В этом назидании Белосельцеву почудилась все та же наивная вера в слова, избыток которых ощущался на множестве собраний и встреч, митингов и дискуссий, когда энергия городских интеллигентов, пришедших к власти, тратилась в расточении слов, обращенных друг к другу. А рядом, в таинственных трущобах и норах, источивших крутую гору, прятался скрытный молчаливый народ. Страдал, голодал, грел замерзающих детей, слушал невнятные шепоты проповедников и сказителей, замуровывал на ночь свои звериные гнезда. И Бог весть какие сны виделись этим людям, измотанным за день на торжищах огромного города. Бог знает, какой человек, укутанный в глухую накидку, пробирался по узкой улочке на желтый огонек, мигающий в тусклом оконце.
Секретарь райкома Кадыр кивнул Белосельцеву, устало ему улыбнулся.
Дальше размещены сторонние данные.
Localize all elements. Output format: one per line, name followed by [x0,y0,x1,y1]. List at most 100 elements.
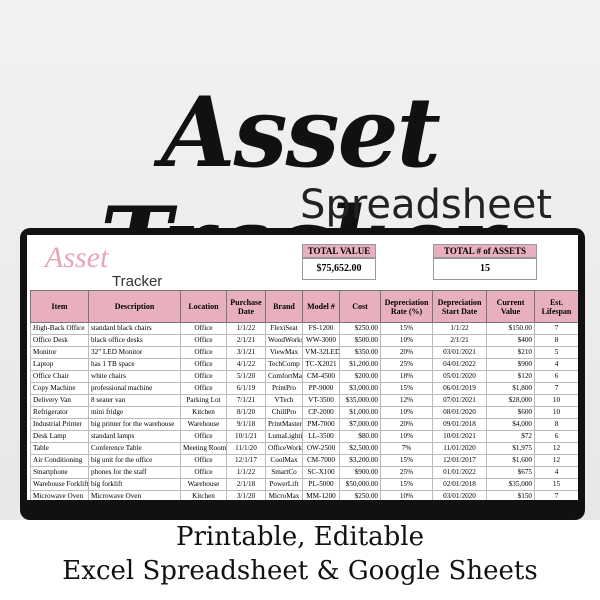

Белосельцев шагнул к нему, по пути пожимая руки, видя, как меняются выражения лиц, ему адресуются улыбки, кивки. Поздоровался с Кадыром, сел на кровать, чуть отодвинув автомат с мегафоном.
– Я слышал, – сказал Белосельцев, не желая надолго отрывать секретаря от дела, – вы готовите раздачу хлеба. Хотел бы присутствовать.
Кадыр повернулся к приколотому на стене, нарисованному от руки плану района – хаотическим ячейкам Старого города. Сплетение тупиков и улочек Баги Омуми. Прямое сечение Майванда, упиравшегося в Чамане-Хозури.
– Сегодня мы ходили в Старый город. В очень бедные семьи, в самый бедный хазарейский народ. Писали бумаги, кто без хлеба, кто без дров, у кого нет мужа, кто не может купить лепешку. Самый бедный народ переписан в бумагу. Будем бесплатно давать муку, давать масло, давать дрова. Есть склад муки для самых бедных. Приходите смотреть, – Кадыр говорил по-русски, медленно шевеля окаменелыми губами, но подбирая слова твердо и верно. – На другой неделе я вам позвоню.
– Буду признателен. Какие новости? Что происходит в городе?
– Есть плохие новости. Есть плохое сведение.